I'm the sort of traveler who always looks for local independent booksellers in every city I visit, so it's something of a wonder that I'd never gone to City Lights before this trip. I think it has something to do with the fact that every photo I've seen makes it look like a closet. But photos lie! City Lights has three levels, tons of beat-up leather chairs for lounging (and many signs encouraging you to sit and read for a while), and enough old posters and memorabilia on the walls and shelf-ends to make the Beat Museum across the street just a tiny bit superfluous. Make sure to read the walls - framed letterpress editions of seminal short poems line the staircases. Jazz on the stereo, natch, and staff that wants to chat with you about your purchases, which is always fun.
The organization and section naming is exactly what you'd expect from a venerable indie bookstore in a famously lefty city: "Muckraking," "Class Warfare" and "Anarchism" greet you at the foot of the steps down to the basement-level nonfiction shelves, and "Commodity Aesthetics" is just around the corner.
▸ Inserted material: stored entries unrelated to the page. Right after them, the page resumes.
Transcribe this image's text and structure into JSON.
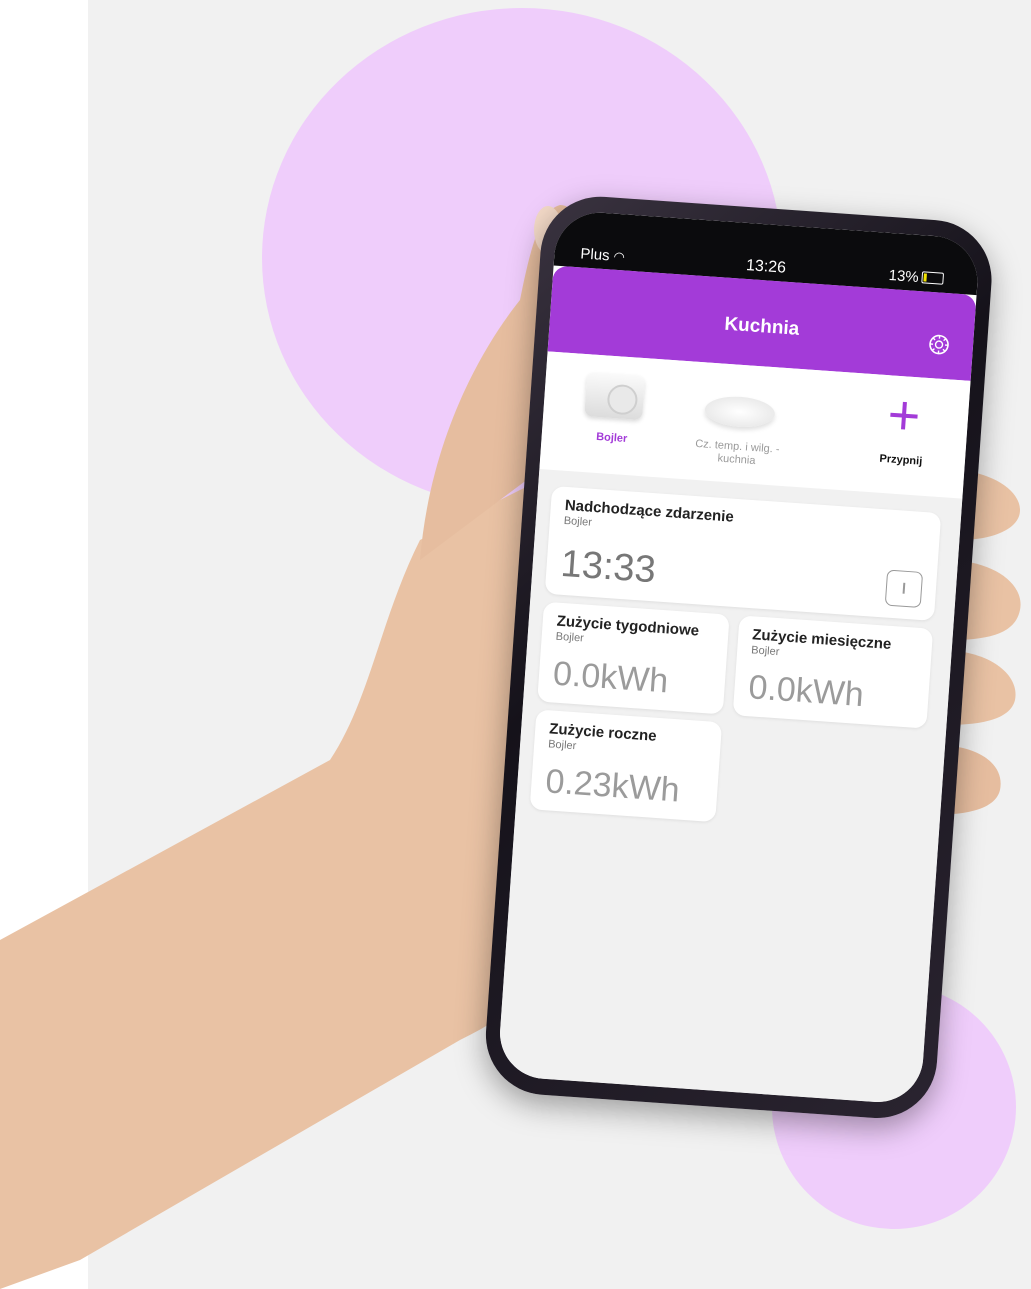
{
  "status_bar": {
    "carrier": "Plus",
    "time": "13:26",
    "battery": "13%"
  },
  "header": {
    "title": "Kuchnia"
  },
  "tabs": [
    {
      "label": "Bojler",
      "icon": "smart-plug"
    },
    {
      "label": "Cz. temp. i wilg. - kuchnia",
      "icon": "sensor"
    },
    {
      "label": "Przypnij",
      "icon": "plus-icon"
    }
  ],
  "cards": {
    "upcoming": {
      "title": "Nadchodzące zdarzenie",
      "sub": "Bojler",
      "value": "13:33"
    },
    "weekly": {
      "title": "Zużycie tygodniowe",
      "sub": "Bojler",
      "value": "0.0kWh"
    },
    "monthly": {
      "title": "Zużycie miesięczne",
      "sub": "Bojler",
      "value": "0.0kWh"
    },
    "yearly": {
      "title": "Zużycie roczne",
      "sub": "Bojler",
      "value": "0.23kWh"
    }
  },
  "colors": {
    "accent": "#a33bd8",
    "blob": "#efcdfb",
    "background": "#f1f1f1"
  }
}
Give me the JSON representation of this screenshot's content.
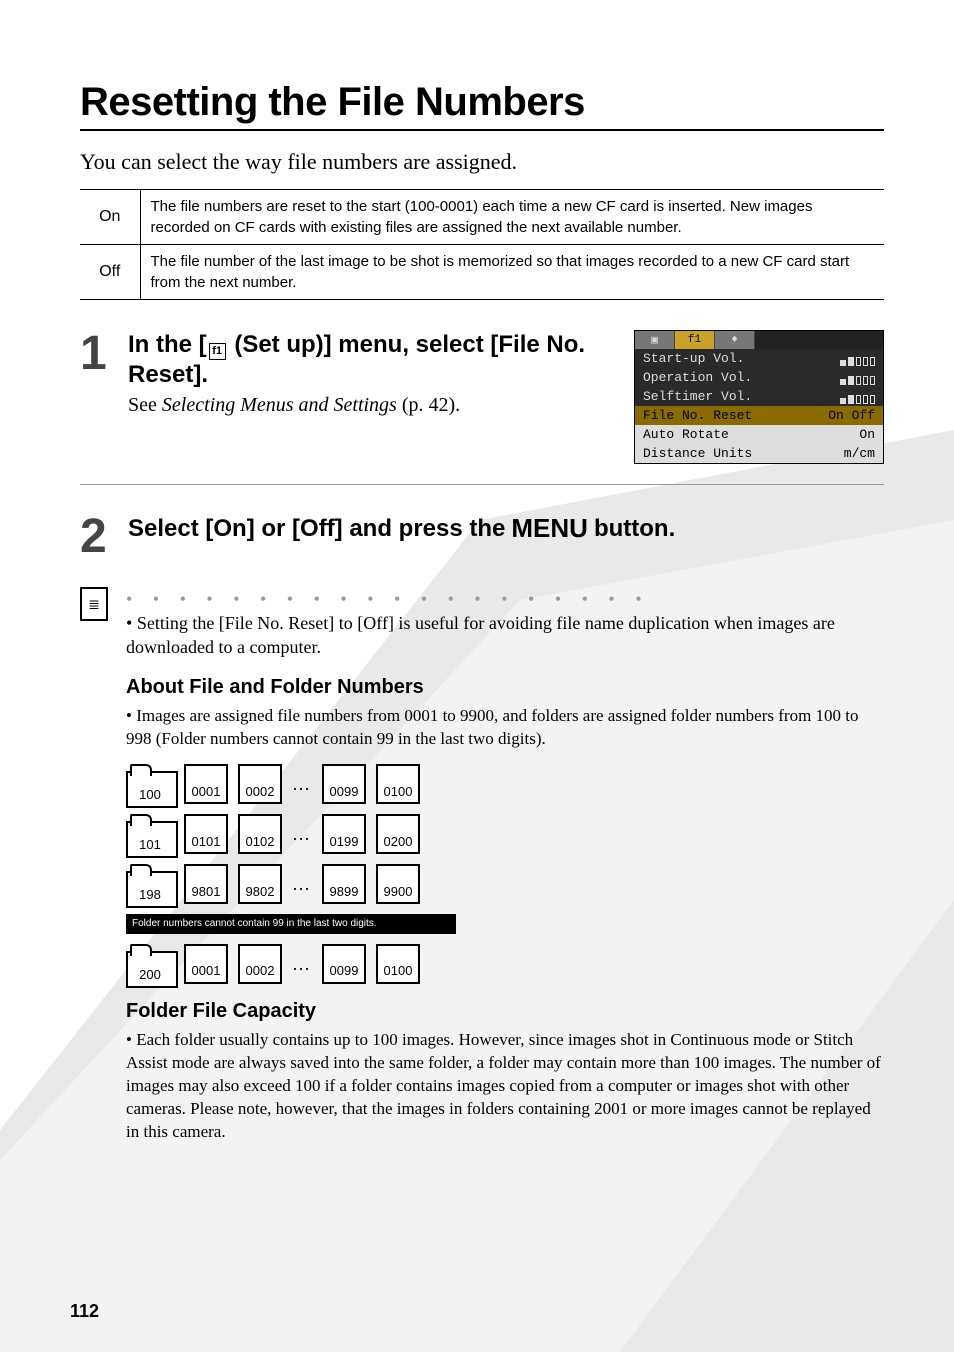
{
  "heading": "Resetting the File Numbers",
  "lead": "You can select the way file numbers are assigned.",
  "options": {
    "on": {
      "label": "On",
      "desc": "The file numbers are reset to the start (100-0001) each time a new CF card is inserted. New images recorded on CF cards with existing files are assigned the next available number."
    },
    "off": {
      "label": "Off",
      "desc": "The file number of the last image to be shot is memorized so that images recorded to a new CF card start from the next number."
    }
  },
  "steps": {
    "one": {
      "num": "1",
      "title_pre": "In the [",
      "title_icon": "f1",
      "title_mid": " (Set up)] menu, select [File No. Reset].",
      "subtitle_pre": "See ",
      "subtitle_em": "Selecting Menus and Settings",
      "subtitle_post": " (p. 42)."
    },
    "two": {
      "num": "2",
      "title_pre": "Select [On] or [Off] and press the ",
      "title_word": "MENU",
      "title_post": " button."
    }
  },
  "lcd": {
    "rows": [
      {
        "label": "Start-up Vol.",
        "val": ""
      },
      {
        "label": "Operation Vol.",
        "val": ""
      },
      {
        "label": "Selftimer Vol.",
        "val": ""
      },
      {
        "label": "File No. Reset",
        "val": "On  Off"
      },
      {
        "label": "Auto Rotate",
        "val": "On"
      },
      {
        "label": "Distance Units",
        "val": "m/cm"
      }
    ],
    "tab_current": "f1"
  },
  "note": {
    "bullet": "Setting the [File No. Reset] to [Off] is useful for avoiding file name duplication when images are downloaded to a computer."
  },
  "about_heading": "About File and Folder Numbers",
  "about_text": "Images are assigned file numbers from 0001 to 9900, and folders are assigned folder numbers from 100 to 998 (Folder numbers cannot contain 99 in the last two digits).",
  "diagram": {
    "rows": [
      {
        "folder": "100",
        "files": [
          "0001",
          "0002"
        ],
        "ell": "…",
        "files2": [
          "0099",
          "0100"
        ]
      },
      {
        "folder": "101",
        "files": [
          "0101",
          "0102"
        ],
        "ell": "…",
        "files2": [
          "0199",
          "0200"
        ]
      },
      {
        "folder": "198",
        "files": [
          "9801",
          "9802"
        ],
        "ell": "…",
        "files2": [
          "9899",
          "9900"
        ]
      },
      {
        "folder": "200",
        "files": [
          "0001",
          "0002"
        ],
        "ell": "…",
        "files2": [
          "0099",
          "0100"
        ]
      }
    ],
    "caption": "Folder numbers cannot contain 99 in the last two digits."
  },
  "capacity_heading": "Folder File Capacity",
  "capacity_text": "Each folder usually contains up to 100 images. However, since images shot in Continuous mode or Stitch Assist mode are always saved into the same folder, a folder may contain more than 100 images. The number of images may also exceed 100 if a folder contains images copied from a computer or images shot with other cameras. Please note, however, that the images in folders containing 2001 or more images cannot be replayed in this camera.",
  "pagenum": "112"
}
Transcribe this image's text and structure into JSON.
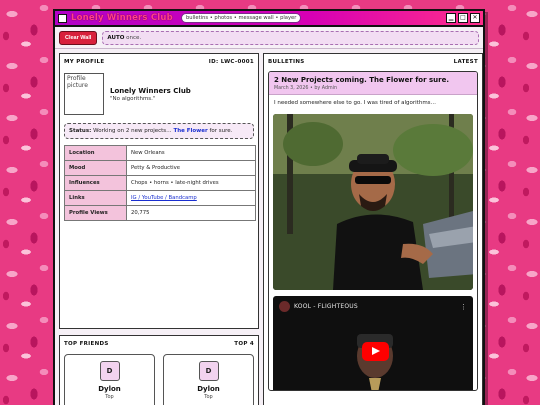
{
  "window": {
    "title": "Lonely Winners Club",
    "nav": "bulletins • photos • message wall • player",
    "controls": [
      "▁",
      "□",
      "✕"
    ]
  },
  "toolbar": {
    "clear_wall": "Clear Wall",
    "ticker_label": "AUTO",
    "ticker_text": "once."
  },
  "profile": {
    "header": "MY PROFILE",
    "id": "ID: LWC-0001",
    "pic_alt": "Profile picture",
    "name": "Lonely Winners Club",
    "quote": "\"No algorithms.\"",
    "status_label": "Status:",
    "status_text": "Working on 2 new projects…",
    "status_link": "The Flower",
    "status_tail": "for sure.",
    "rows": [
      {
        "key": "Location",
        "value": "New Orleans"
      },
      {
        "key": "Mood",
        "value": "Petty & Productive"
      },
      {
        "key": "Influences",
        "value": "Chops • horns • late-night drives"
      },
      {
        "key": "Links",
        "value": "IG / YouTube / Bandcamp"
      },
      {
        "key": "Profile Views",
        "value": "20,775"
      }
    ]
  },
  "friends": {
    "header": "TOP FRIENDS",
    "count": "TOP 4",
    "items": [
      {
        "initial": "D",
        "name": "Dylon",
        "rank": "Top"
      },
      {
        "initial": "D",
        "name": "Dylon",
        "rank": "Top"
      }
    ]
  },
  "bulletins": {
    "header": "BULLETINS",
    "sort": "LATEST",
    "post": {
      "title": "2 New Projects coming. The Flower for sure.",
      "meta": "March 3, 2026 • by Admin",
      "body": "I needed somewhere else to go. I was tired of algorithms…",
      "video_title": "KOOL - FLIGHTEOUS"
    }
  },
  "colors": {
    "accent": "#d700b4",
    "link": "#1a2fd0",
    "table_key_bg": "#f3c3dc",
    "clear_button": "#d8203c"
  }
}
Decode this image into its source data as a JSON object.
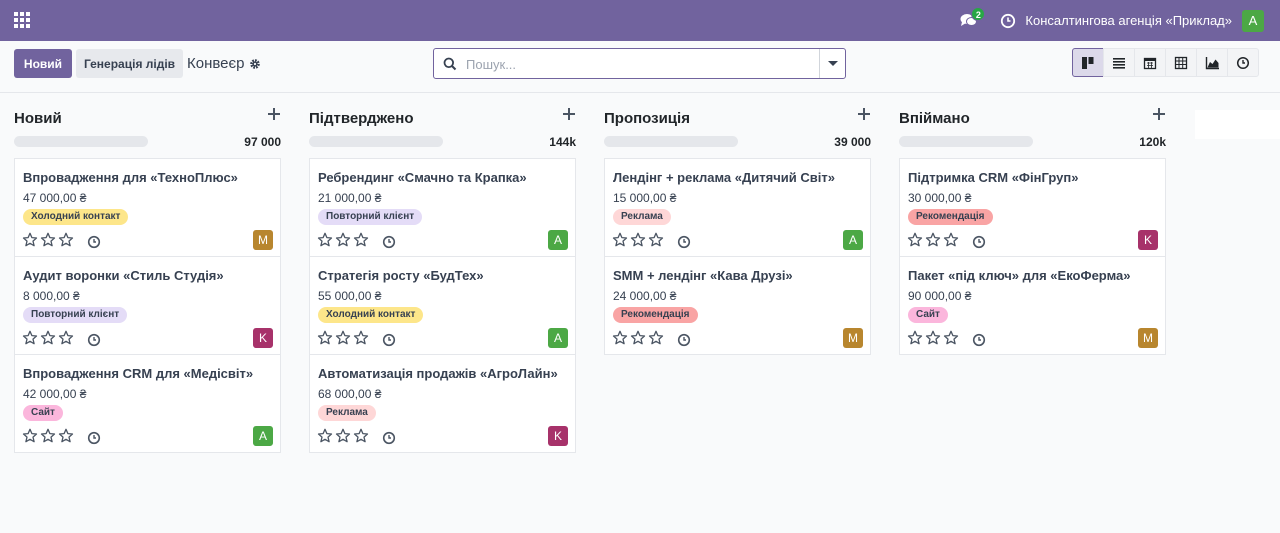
{
  "navbar": {
    "chat_count": "2",
    "company": "Консалтингова агенція «Приклад»",
    "user_initial": "A",
    "user_color": "#4ca845",
    "bg_color": "#71639e"
  },
  "control": {
    "new_label": "Новий",
    "generate_label": "Генерація лідів",
    "breadcrumb": "Конвеєр",
    "search_placeholder": "Пошук..."
  },
  "views": [
    "kanban-view-icon",
    "list-view-icon",
    "calendar-view-icon",
    "pivot-view-icon",
    "graph-view-icon",
    "activity-view-icon"
  ],
  "columns": [
    {
      "title": "Новий",
      "total": "97 000",
      "cards": [
        {
          "title": "Впровадження для «ТехноПлюс»",
          "amount": "47 000,00 ₴",
          "tag": "Холодний контакт",
          "tag_color": "#fde68a",
          "avatar": "M",
          "avatar_color": "#b8862e"
        },
        {
          "title": "Аудит воронки «Стиль Студія»",
          "amount": "8 000,00 ₴",
          "tag": "Повторний клієнт",
          "tag_color": "#e4dcf7",
          "avatar": "K",
          "avatar_color": "#a7326a"
        },
        {
          "title": "Впровадження CRM для «Медісвіт»",
          "amount": "42 000,00 ₴",
          "tag": "Сайт",
          "tag_color": "#fbb6dc",
          "avatar": "A",
          "avatar_color": "#4ca845"
        }
      ]
    },
    {
      "title": "Підтверджено",
      "total": "144k",
      "cards": [
        {
          "title": "Ребрендинг «Смачно та Крапка»",
          "amount": "21 000,00 ₴",
          "tag": "Повторний клієнт",
          "tag_color": "#e4dcf7",
          "avatar": "A",
          "avatar_color": "#4ca845"
        },
        {
          "title": "Стратегія росту «БудТех»",
          "amount": "55 000,00 ₴",
          "tag": "Холодний контакт",
          "tag_color": "#fde68a",
          "avatar": "A",
          "avatar_color": "#4ca845"
        },
        {
          "title": "Автоматизація продажів «АгроЛайн»",
          "amount": "68 000,00 ₴",
          "tag": "Реклама",
          "tag_color": "#fed7d7",
          "avatar": "K",
          "avatar_color": "#a7326a"
        }
      ]
    },
    {
      "title": "Пропозиція",
      "total": "39 000",
      "cards": [
        {
          "title": "Лендінг + реклама «Дитячий Світ»",
          "amount": "15 000,00 ₴",
          "tag": "Реклама",
          "tag_color": "#fed7d7",
          "avatar": "A",
          "avatar_color": "#4ca845"
        },
        {
          "title": "SMM + лендінг «Кава Друзі»",
          "amount": "24 000,00 ₴",
          "tag": "Рекомендація",
          "tag_color": "#f9a4a4",
          "avatar": "M",
          "avatar_color": "#b8862e"
        }
      ]
    },
    {
      "title": "Впіймано",
      "total": "120k",
      "cards": [
        {
          "title": "Підтримка CRM «ФінГруп»",
          "amount": "30 000,00 ₴",
          "tag": "Рекомендація",
          "tag_color": "#f9a4a4",
          "avatar": "K",
          "avatar_color": "#a7326a"
        },
        {
          "title": "Пакет «під ключ» для «ЕкоФерма»",
          "amount": "90 000,00 ₴",
          "tag": "Сайт",
          "tag_color": "#fbb6dc",
          "avatar": "M",
          "avatar_color": "#b8862e"
        }
      ]
    }
  ]
}
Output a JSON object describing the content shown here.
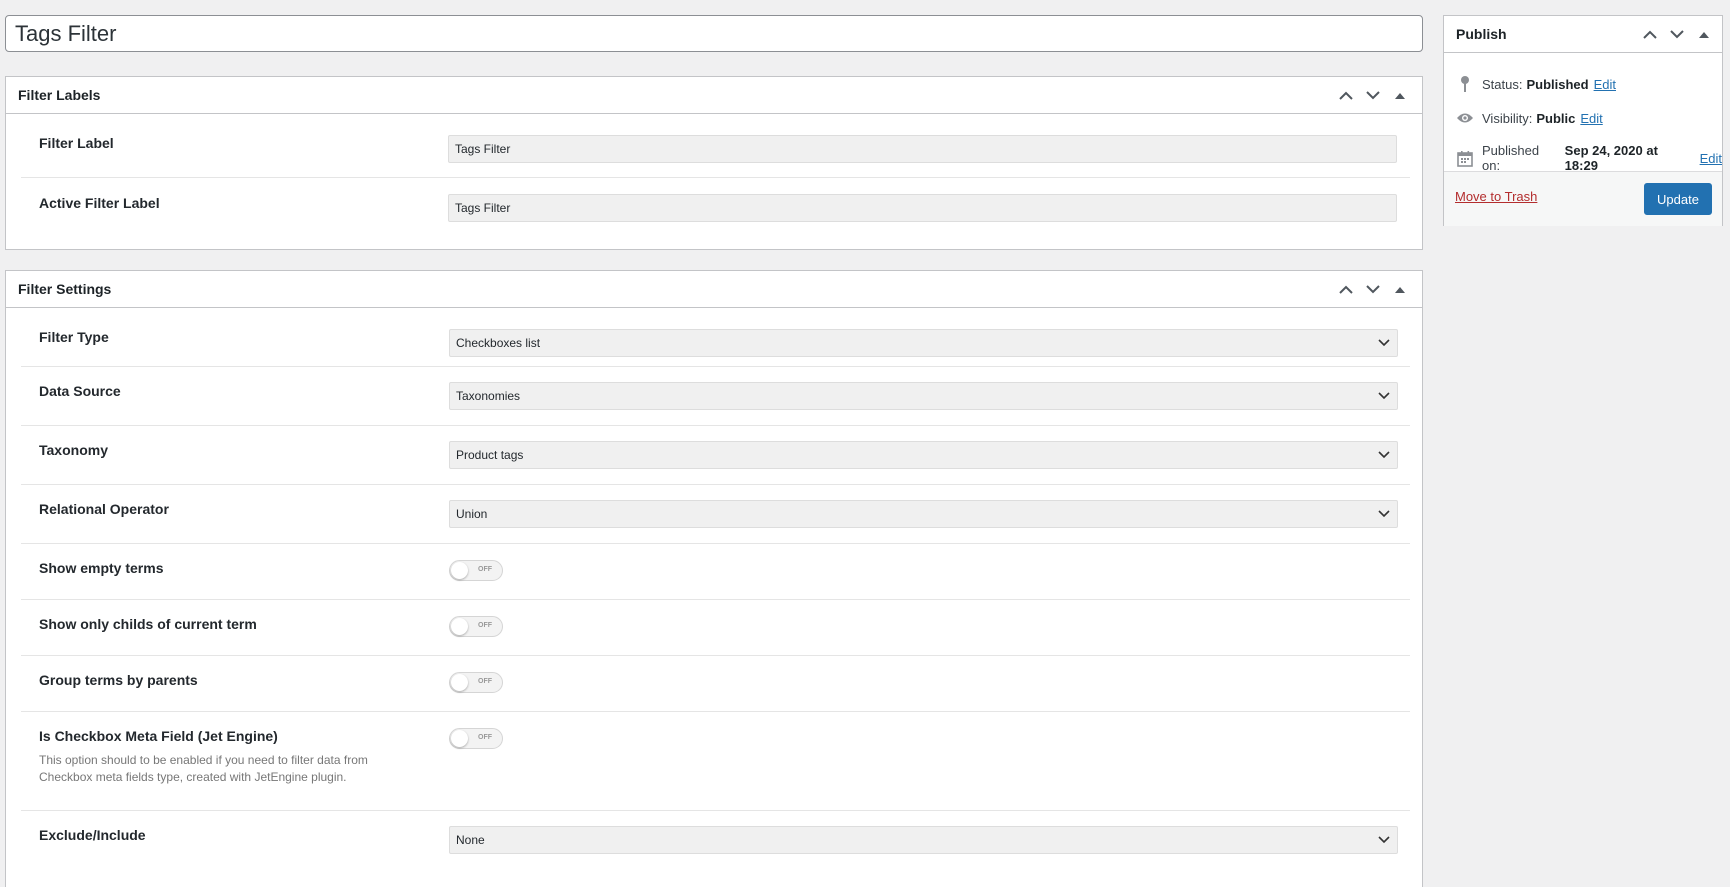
{
  "post_title": "Tags Filter",
  "filter_labels": {
    "title": "Filter Labels",
    "fields": [
      {
        "label": "Filter Label",
        "value": "Tags Filter"
      },
      {
        "label": "Active Filter Label",
        "value": "Tags Filter"
      }
    ]
  },
  "filter_settings": {
    "title": "Filter Settings",
    "filter_type": {
      "label": "Filter Type",
      "value": "Checkboxes list"
    },
    "data_source": {
      "label": "Data Source",
      "value": "Taxonomies"
    },
    "taxonomy": {
      "label": "Taxonomy",
      "value": "Product tags"
    },
    "relational_operator": {
      "label": "Relational Operator",
      "value": "Union"
    },
    "show_empty_terms": {
      "label": "Show empty terms",
      "state": "OFF"
    },
    "show_only_childs": {
      "label": "Show only childs of current term",
      "state": "OFF"
    },
    "group_terms": {
      "label": "Group terms by parents",
      "state": "OFF"
    },
    "is_checkbox_meta": {
      "label": "Is Checkbox Meta Field (Jet Engine)",
      "state": "OFF",
      "description": "This option should to be enabled if you need to filter data from Checkbox meta fields type, created with JetEngine plugin."
    },
    "exclude_include": {
      "label": "Exclude/Include",
      "value": "None"
    }
  },
  "publish": {
    "title": "Publish",
    "status_label": "Status:",
    "status_value": "Published",
    "visibility_label": "Visibility:",
    "visibility_value": "Public",
    "published_on_label": "Published on:",
    "published_on_value": "Sep 24, 2020 at 18:29",
    "edit_label": "Edit",
    "trash_label": "Move to Trash",
    "update_label": "Update",
    "accent_color": "#2271b1",
    "trash_color": "#b32d2e"
  }
}
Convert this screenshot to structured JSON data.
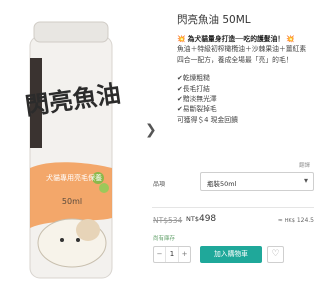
{
  "product": {
    "title": "閃亮魚油 50ML",
    "image": {
      "brand_title": "閃亮魚油",
      "subtitle": "犬貓專用亮毛保養",
      "volume": "50ml"
    },
    "description": {
      "spark": "💥",
      "headline": "為犬貓量身打造──吃的護髮油！",
      "ingredients": "魚油＋特級初榨橄欖油＋沙棘果油＋薑紅素",
      "formula": "四合一配方，養成全場最「亮」的毛！",
      "benefits": [
        "✔乾燥粗糙",
        "✔長毛打結",
        "✔黯淡無光澤",
        "✔易斷裂掉毛",
        "可獲得＄4 現金回饋"
      ]
    },
    "translate_label": "翻譯",
    "option": {
      "label": "品項",
      "selected": "瓶裝50ml",
      "chevron": "▾"
    },
    "price": {
      "old": "NT$534",
      "currency": "NT$",
      "new_amount": "498",
      "alt_prefix": "≈",
      "alt_currency": "HK$",
      "alt_amount": "124.5"
    },
    "stock": "尚有庫存",
    "quantity": {
      "minus": "−",
      "value": "1",
      "plus": "+"
    },
    "add_to_cart": "加入購物車",
    "wishlist_icon": "heart-icon",
    "wishlist_glyph": "♡",
    "next_glyph": "❯"
  },
  "colors": {
    "accent": "#1fa89a",
    "can_body": "#f3f1ee",
    "can_orange": "#f29a52",
    "in_stock": "#62a06a"
  }
}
My favorite section, "Evidence," is the place to grab all your favorite UFO, Conspiracy Theory, and UFO Conspiracy Theory titles. Up on the top level is the largest poetry collection I've ever seen (and I live within walking distance of a bookstore that sells nothing but poetry!) as well as the entire Beat canon. You don't have to walk all the way up there to grab a copy of Howl, though - stacks of the tiny paperback are tucked into niches all over the store. I left with a book of poems by Chicago Slam Poetry champion Lisa Buscani and a postcard advertising an anarchist book fair to be held later in the month.
A little trivia for you:
Their list is small, but City Lights is a publisher as well as a bookseller, and boasts some titles that will surely never go out of print, including Allen Ginsberg's Howl and Other Poems.
The bookstore has been a registered landmark in the city of San Francisco since 2001.
The mural on the Jack Kerouac Alley side of the building is a recreation of a Chiapas mural celebrating the Zapatista movement, and destroyed by the Mexican Army in 1998.